IT-Forum

Topic: 
Understanding synergistic interactions and complex information sharing
Friday, November 13, 2015 - 1:00pm to 2:00pm
Venue: 
Packard 202
Speaker: 
Fernando Rosas (KU Leuven)
Abstract / Description: 

The interactions between three or more variables are frequently nontrivial, poorly understood, and yet, are paramount for future advances in fields such as multiuser information theory, neuroscience and complexity science. In this talk, we will study the interactions that can exist between a group of random variables by introducing a axiomatic framework that characterizes the ways in which information can be shared. The framework is based on the novel notion of information synergy, which measures statistical structures that are present in the whole set of variables but not in the any of them individually. Finally, the framework will be applied to several communication scenarios, providing a more intuitive understanding of their fundamental limits.


 

The Information Theory Forum (IT-Forum) at Stanford ISL is an interdisciplinary academic forum which focuses on mathematical aspects of information processing. With a primary emphasis on information theory, we also welcome researchers from signal processing, learning and statistical inference, control and optimization to deliver talks at our forum. We also warmly welcome industrial affiliates in the above fields. The forum is typically held in Packard 202 every Friday at 1:00 pm during the academic year.

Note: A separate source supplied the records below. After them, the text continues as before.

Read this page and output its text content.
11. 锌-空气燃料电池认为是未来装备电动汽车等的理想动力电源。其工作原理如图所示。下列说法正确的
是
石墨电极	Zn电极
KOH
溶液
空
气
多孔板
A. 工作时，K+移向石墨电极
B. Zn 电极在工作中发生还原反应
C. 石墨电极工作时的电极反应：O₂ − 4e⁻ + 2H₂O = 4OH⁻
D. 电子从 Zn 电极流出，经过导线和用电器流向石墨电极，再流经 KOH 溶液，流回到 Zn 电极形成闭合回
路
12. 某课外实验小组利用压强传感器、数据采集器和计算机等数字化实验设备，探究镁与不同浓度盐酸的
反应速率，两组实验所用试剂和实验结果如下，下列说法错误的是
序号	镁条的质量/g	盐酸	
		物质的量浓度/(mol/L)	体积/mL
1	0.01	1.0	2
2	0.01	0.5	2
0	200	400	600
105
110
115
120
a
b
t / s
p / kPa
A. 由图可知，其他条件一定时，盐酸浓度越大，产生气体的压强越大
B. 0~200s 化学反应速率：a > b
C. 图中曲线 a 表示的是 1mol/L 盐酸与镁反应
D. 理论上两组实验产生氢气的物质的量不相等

Fernando Rosas studied Music Composition (BMus 2002), Philosophy (Minor 2002), Mathematics (BSc Hons. 2006) and Electric Engineering (MSc and PhD 2008-2012) in the Pontificia Universidad Catolica de Chile. Now he working as a Postdoctoral Researcher in the group of microelectronics -MICAS- at KU Leuven University, Belgium. His researches ranges from the design of energy-efficient wireless acoustic sensor networks to the development of new theoretical notions of shared information. He is also interested in using Information Theory and Thermodynamics to enable a deeper understanding of self-organized systems.